Marble and granite were not chosen for their nobility, but for their density. René Mayer is interested in what a form becomes when subjected to weight, polishing, sanding. Once again, a tension appears between the archaic and the constructed, between organic suggestion (some volumes recall torsos, archaeological fragments, eroded natural forms) and formal purity. One might think of William Tucker’s blocks or Tony Cragg’s polished masses, but René Mayer avoids citation. He draws from a personal, silent, non-demonstrative vocabulary. He does not seek to impress, but to maintain a line.
That line runs through his entire body of work, in two and three dimensions. For René Mayer, there is no opposition between painting and sculpture. There is a continuity of intention: to place a just form, in the right place, with the density it requires. In both his canvases and his volumes, pictorial representation and graphic art act as revealers. They say nothing. They frame, organize, intensify. They allow us to see what in the world is fragile and irreducible. It is never about depiction, but interrogation.
This posture—craft-based in the noble sense—places René Mayer in a lineage of artists for whom form is not a result, but a responsibility. Neither conceptual nor formalist, he works in the interstice. Between structure and impulse. Between the visible and the active. What he composes are thought-objects that do not speak, but stand there, upright, and look back.
Conclusion: A Liberated Mind Gives Rise to a Calibrated Body of Work
In René Mayer’s work, nothing is left to chance — and yet, everything seems to breathe. This paradox is the foundation of a singular body of work, built far from the spotlight, without compromise or desire to impress. René Mayer doesn’t seek to seduce, nor even to explain. He doesn’t theorize, he does. His language is plastic, non-verbal. And that is precisely where its strength lies.

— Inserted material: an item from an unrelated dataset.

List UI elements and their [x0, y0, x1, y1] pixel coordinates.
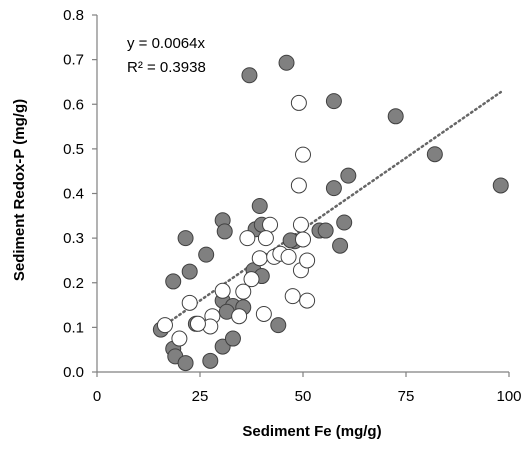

By tirelessly exploring the interplay between pictorial representation and graphic form, René Mayer has shaped an aesthetic of tension: between form and matter, between constraint and release, between abstraction and anchoring in the world. Each painting, each sculpture opens a space to reflect on what moves through us: assignments, fragile equilibriums, slow degradations, forces that operate in silence.
Far from schools, trends, or programmatic discourse, René Mayer follows a personal path, one that is patient and irreducible. He doesn’t belong to a movement; he digs a furrow. And this furrow is inhabited — by the contradictions of the real, by the silences of the gaze, by a concern for the just form. A form that doesn’t seek to state, but to show. A form that addresses the gaze without ever forcing it.
In an artistic landscape often saturated with effects and postures, René Mayer’s work operates differently. Through its coherence, density, and persistent discretion, it reminds us that art can still — quietly — offer a vision of the world. A vision that is fragmented, unstable, yet precise. A vision that doesn’t fill in gaps, but instead illuminates what we hadn’t yet known how to see.